Günümüz insanın sık fikir değiştirmesinin nedeni duygu köpürmelerinden kaynaklı. Geriye dönüp bakıldığında yirmi yıl içinde insanların değişimleri, kendisiyle tamamen zıt ve aykırı olanları benimsemesi, bir süre sonra onlardan da vazgeçmesi duygu yüklü yaşama alışkanlıklarından ileri geliyor.
Bilinçli Müslüman kitlenin zaman içinde öz değerlerinden vazgeçişi, kendisine tam anlamıyla aykırı olanları benimsemesi, düşüncesizlik ve duygu yüklü yönelimlerinin sonucudur.

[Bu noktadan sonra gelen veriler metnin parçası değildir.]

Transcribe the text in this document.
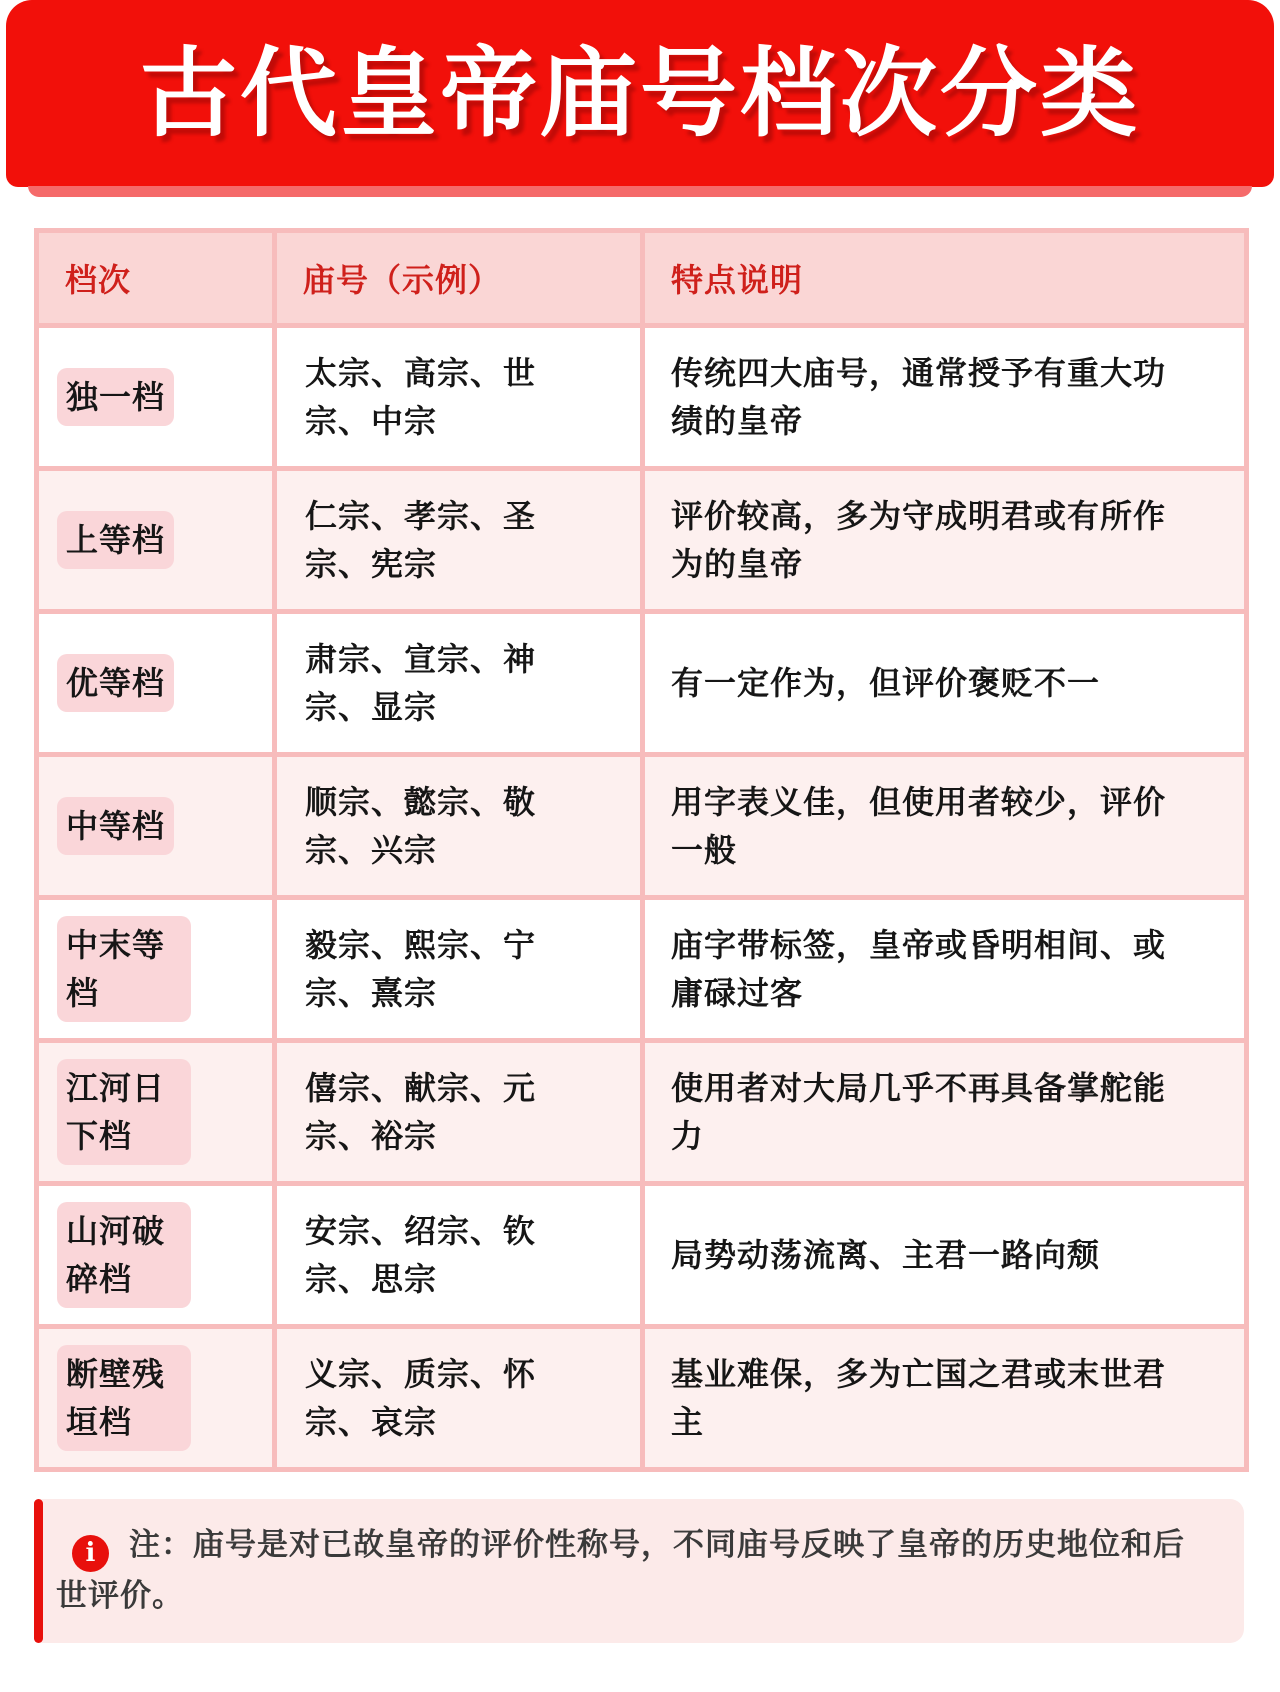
古代皇帝庙号档次分类
档次	庙号（示例）	特点说明
独一档	太宗、高宗、世宗、中宗	传统四大庙号，通常授予有重大功绩的皇帝
上等档	仁宗、孝宗、圣宗、宪宗	评价较高，多为守成明君或有所作为的皇帝
优等档	肃宗、宣宗、神宗、显宗	有一定作为，但评价褒贬不一
中等档	顺宗、懿宗、敬宗、兴宗	用字表义佳，但使用者较少，评价一般
中末等档	毅宗、熙宗、宁宗、熹宗	庙字带标签，皇帝或昏明相间、或庸碌过客
江河日下档	僖宗、献宗、元宗、裕宗	使用者对大局几乎不再具备掌舵能力
山河破碎档	安宗、绍宗、钦宗、思宗	局势动荡流离、主君一路向颓
断壁残垣档	义宗、质宗、怀宗、哀宗	基业难保，多为亡国之君或末世君主
i 注：庙号是对已故皇帝的评价性称号，不同庙号反映了皇帝的历史地位和后世评价。
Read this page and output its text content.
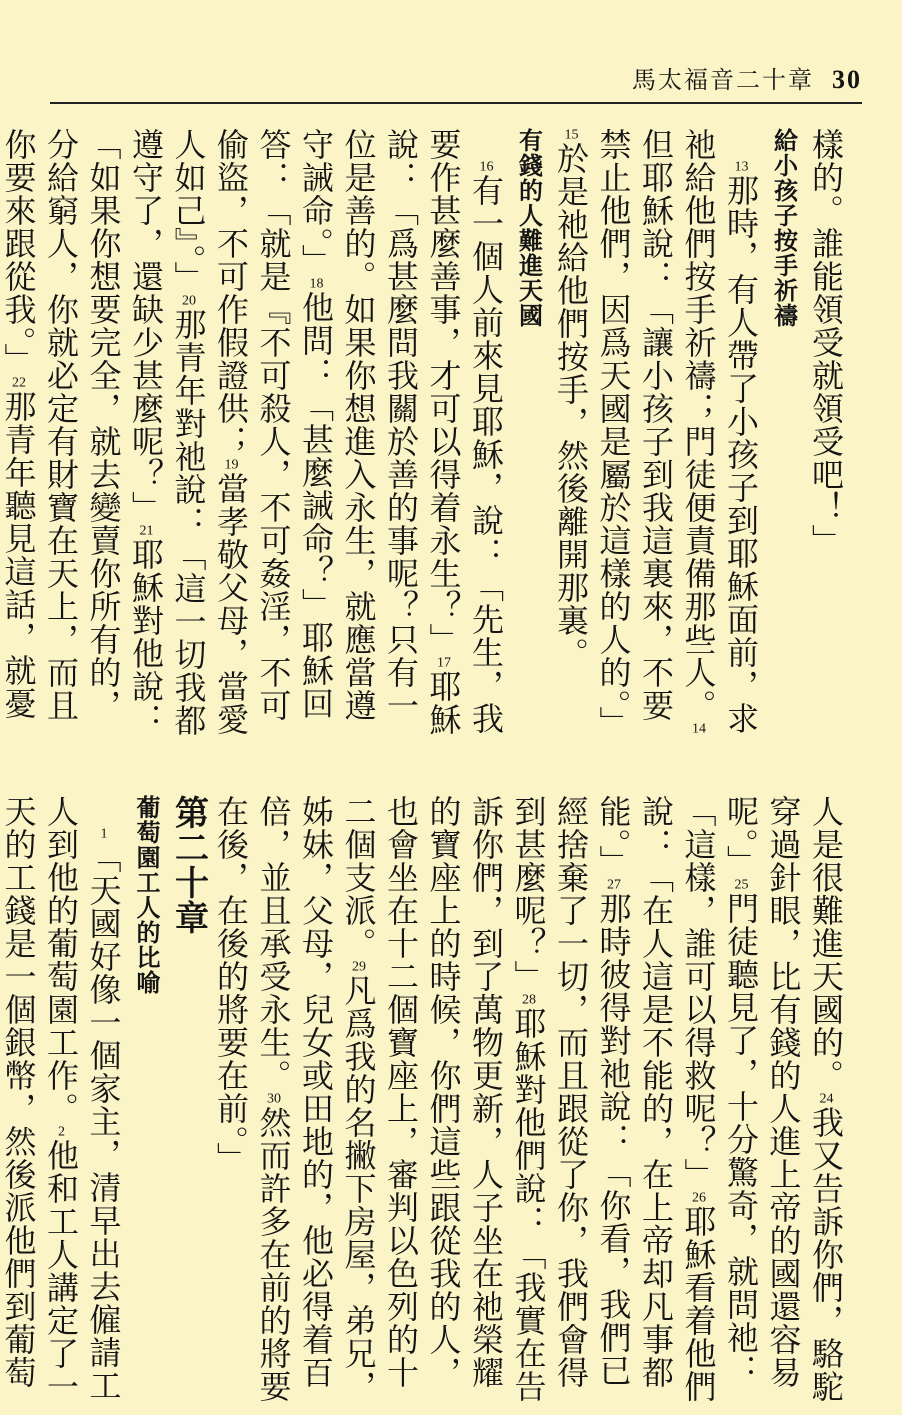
馬太福音二十章 30

樣的。誰能領受就領受吧！」

給小孩子按手祈禱

13那時，有人帶了小孩子到耶穌面前，求祂給他們按手祈禱；門徒便責備那些人。14但耶穌說：「讓小孩子到我這裏來，不要禁止他們，因爲天國是屬於這樣的人的。」15於是祂給他們按手，然後離開那裏。

有錢的人難進天國

16有一個人前來見耶穌，說：「先生，我要作甚麼善事，才可以得着永生？」17耶穌說：「爲甚麼問我關於善的事呢？只有一位是善的。如果你想進入永生，就應當遵守誡命。」18他問：「甚麼誡命？」耶穌回答：「就是『不可殺人，不可姦淫，不可偷盜，不可作假證供；19當孝敬父母，當愛人如己』。」20那青年對祂說：「這一切我都遵守了，還缺少甚麼呢？」21耶穌對他說：「如果你想要完全，就去變賣你所有的，分給窮人，你就必定有財寶在天上，而且你要來跟從我。」22那青年聽見這話，就憂

人是很難進天國的。24我又告訴你們，駱駝穿過針眼，比有錢的人進上帝的國還容易呢。」25門徒聽見了，十分驚奇，就問祂：「這樣，誰可以得救呢？」26耶穌看着他們說：「在人這是不能的，在上帝却凡事都能。」27那時彼得對祂說：「你看，我們已經捨棄了一切，而且跟從了你，我們會得到甚麼呢？」28耶穌對他們說：「我實在告訴你們，到了萬物更新，人子坐在祂榮耀的寶座上的時候，你們這些跟從我的人，也會坐在十二個寶座上，審判以色列的十二個支派。29凡爲我的名撇下房屋，弟兄，姊妹，父母，兒女或田地的，他必得着百倍，並且承受永生。30然而許多在前的將要在後，在後的將要在前。」

第二十章

葡萄園工人的比喻

1「天國好像一個家主，清早出去僱請工人到他的葡萄園工作。2他和工人講定了一天的工錢是一個銀幣，然後派他們到葡萄
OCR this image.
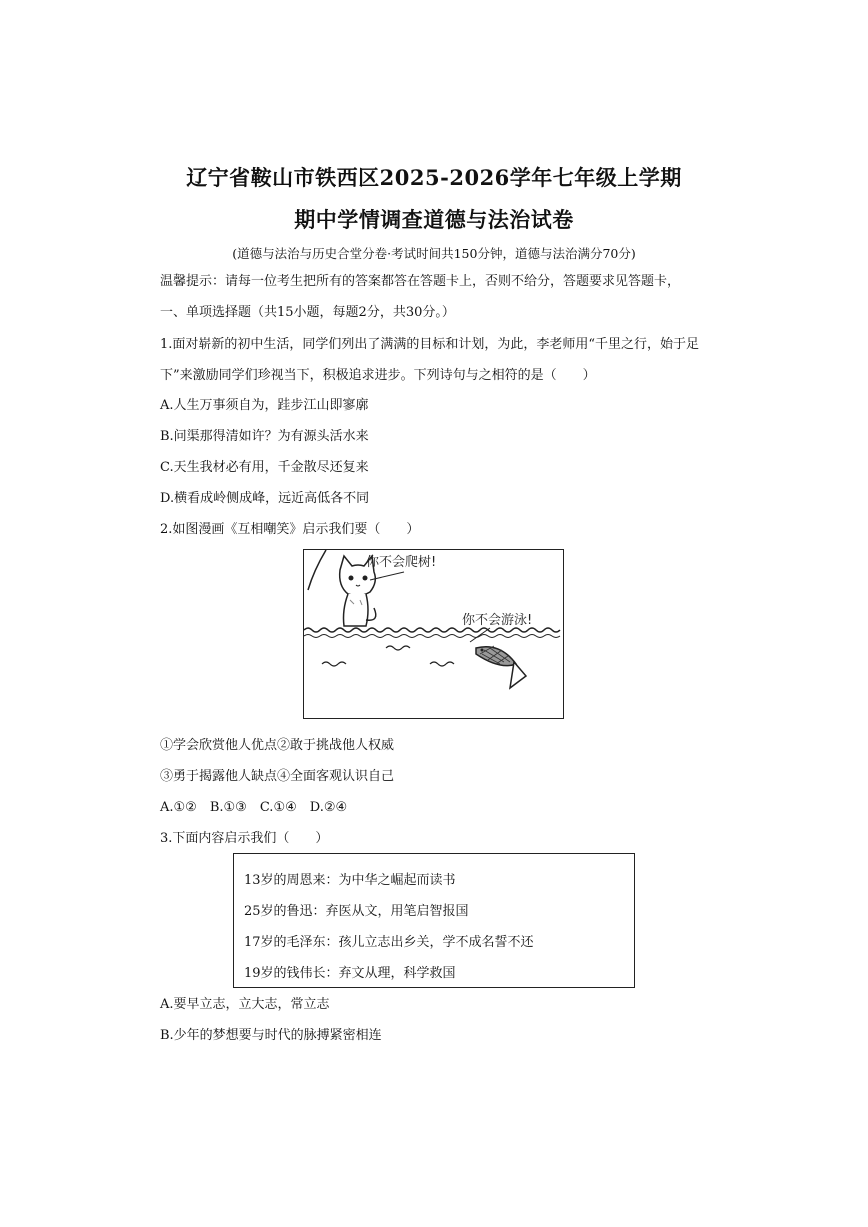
辽宁省鞍山市铁西区2025-2026学年七年级上学期
期中学情调查道德与法治试卷
(道德与法治与历史合堂分卷·考试时间共150分钟，道德与法治满分70分)
温馨提示：请每一位考生把所有的答案都答在答题卡上，否则不给分，答题要求见答题卡，
一、单项选择题（共15小题，每题2分，共30分。）
1.面对崭新的初中生活，同学们列出了满满的目标和计划，为此，李老师用“千里之行，始于足下”来激励同学们珍视当下，积极追求进步。下列诗句与之相符的是（　　）
A.人生万事须自为，跬步江山即寥廓
B.问渠那得清如许？为有源头活水来
C.天生我材必有用，千金散尽还复来
D.横看成岭侧成峰，远近高低各不同
2.如图漫画《互相嘲笑》启示我们要（　　）
你不会爬树!
你不会游泳!
①学会欣赏他人优点②敢于挑战他人权威
③勇于揭露他人缺点④全面客观认识自己
A.①②　B.①③　C.①④　D.②④
3.下面内容启示我们（　　）
13岁的周恩来：为中华之崛起而读书
25岁的鲁迅：弃医从文，用笔启智报国
17岁的毛泽东：孩儿立志出乡关，学不成名誓不还
19岁的钱伟长：弃文从理，科学救国
A.要早立志，立大志，常立志
B.少年的梦想要与时代的脉搏紧密相连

İslâmî duyarlıkların yitimi, ırkî, çıkarcı, pragmatist bir anlayışa bürünmesi yanlış dalgalanmalardan kaynaklanıyor. Düşünce olarak kendisini besleyen özden uzaklaşması. Düşünce boşluğunda, ortamda birbirine aykırı, çelişkili kitlelerin oluşumu bir rastlantı değil. Boşluklardan sonra, kapılanlara umut bağlaması ve bunun sonucu da bir başka savrulma olarak görülebilir. Aslolan Müslümanların geçmişinden beslenerek, günü iyi özümseyerek bir gelecek oluşturması. Yeni bir dil, bir yaklaşım ve bilinçli bir duruş ile.